I wonder how long ago the moose died. I walked this trail just over a week ago and saw no evidence of the kill then, no sign of scavengers. I'm not an expert on "reading" moose remains, but the skull and hooves and hide suggest an adult. How fast would a moose carcass be cleaned of its meat?

Given the season (late winter) and the absence of any bear sign, I assume the animal died from starvation and was then scavenged by all manner of critters: coyotes, ravens, magpies, certainly. And what about foxes, weasels, lynx, squirrels, and rodents?

I briefly consider the possibility that wolves were involved, but dismiss that notion since I've never noticed sign of wolves along this trail.

Back home, I contact Fish and Game biologist Rick Sinnott, briefly describing what I found and ask if he's heard anything about a moose kill along the Turnagain Arm Trail.

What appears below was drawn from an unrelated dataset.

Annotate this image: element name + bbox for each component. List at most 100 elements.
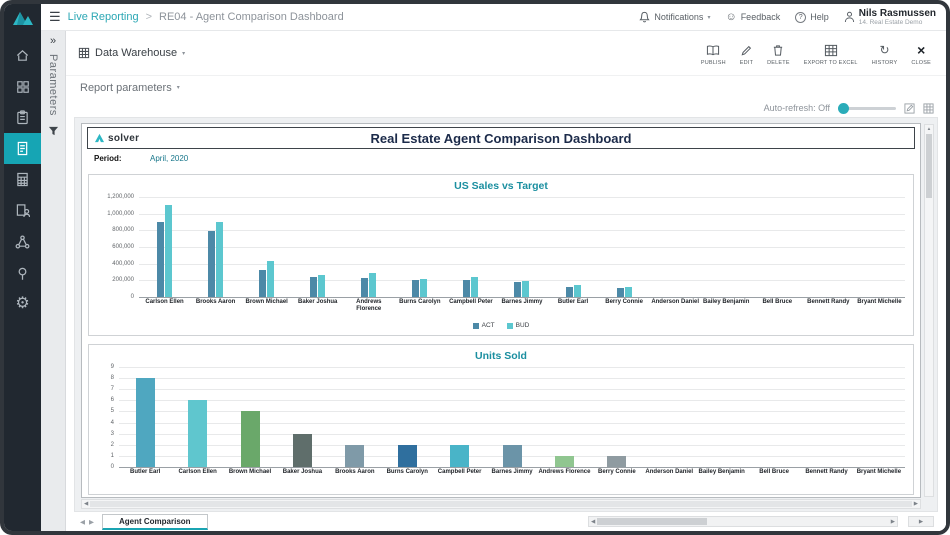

Larry Aumiller found a moose carcass during a recent walk, Sinnott says. And Aumiller (who manages the McNeil bear sanctuary) thinks the moose may have been killed by wolves. Sinnott adds, "Larry's pretty good at this stuff, and I think he uses that trail a lot, so I believe it."

I'm surprised by the mention of wolves. But like Sinnott, I trust Aumiller's knowledge and instincts. I arrange a meeting to learn more.

Over coffee drinks at a south Anchorage cafe, Larry recounts his discovery.

Unlike me, he was hiking the trail after a recent snowfall that left 3 or 4 inches of powder over a hardened crust -- perfect tracking conditions.

The first thing he noticed was a large splotch of blood on the trail, plus a bunch of tracks. Looking closely, he saw a trail of blood and moose hair heading off into the forest, accompanied by at least two sets of wolf tracks.

There may have been more than two wolves, Larry tells me, but at least two sets were distinctly different in size. And the trail of blood and tracks suggested that the wolves had been hounding the moose, harassing and injuring it, until finally going in for the kill.

The carcass itself was about 150 feet downhill and had already been largely cleaned of meat. From the size of the skull, it appeared to be a yearling.

"Wait a minute," I interrupt. "Did you say downhill?"

"Yeah, it was downhill from the trail, not real easy to see until you were right on top of it."

"So where exactly was this?" I ask.

"You know the Christmas tree (a spruce tree someone decorated with Christmas balls during the holiday season)? A little ways beyond that."

I can't believe it. Larry had found a different carcass, about a half mile (as the raven flies) from the one I discovered. From all appearances, both had died within the last couple of weeks. Wolves had killed at least one of the animals, perhaps both, yet they'd nearly gone undetected.

Only Larry's attentiveness and curiosity had led to their "discovery." I wonder if anyone else noticed the blood or tracks.

I know that wolves roam the eastern edges of Anchorage. I've heard stories from homeowners who've seen them and even seen their tracks while walking Chugach State Park's Middle Fork Loop Trail. Yet for some reason I've never imagined them here along this path. Perhaps I've assumed that they wouldn't come this close.


Anchorage outdoors writer Bill Sherwonit does a column on Anchorage wildness.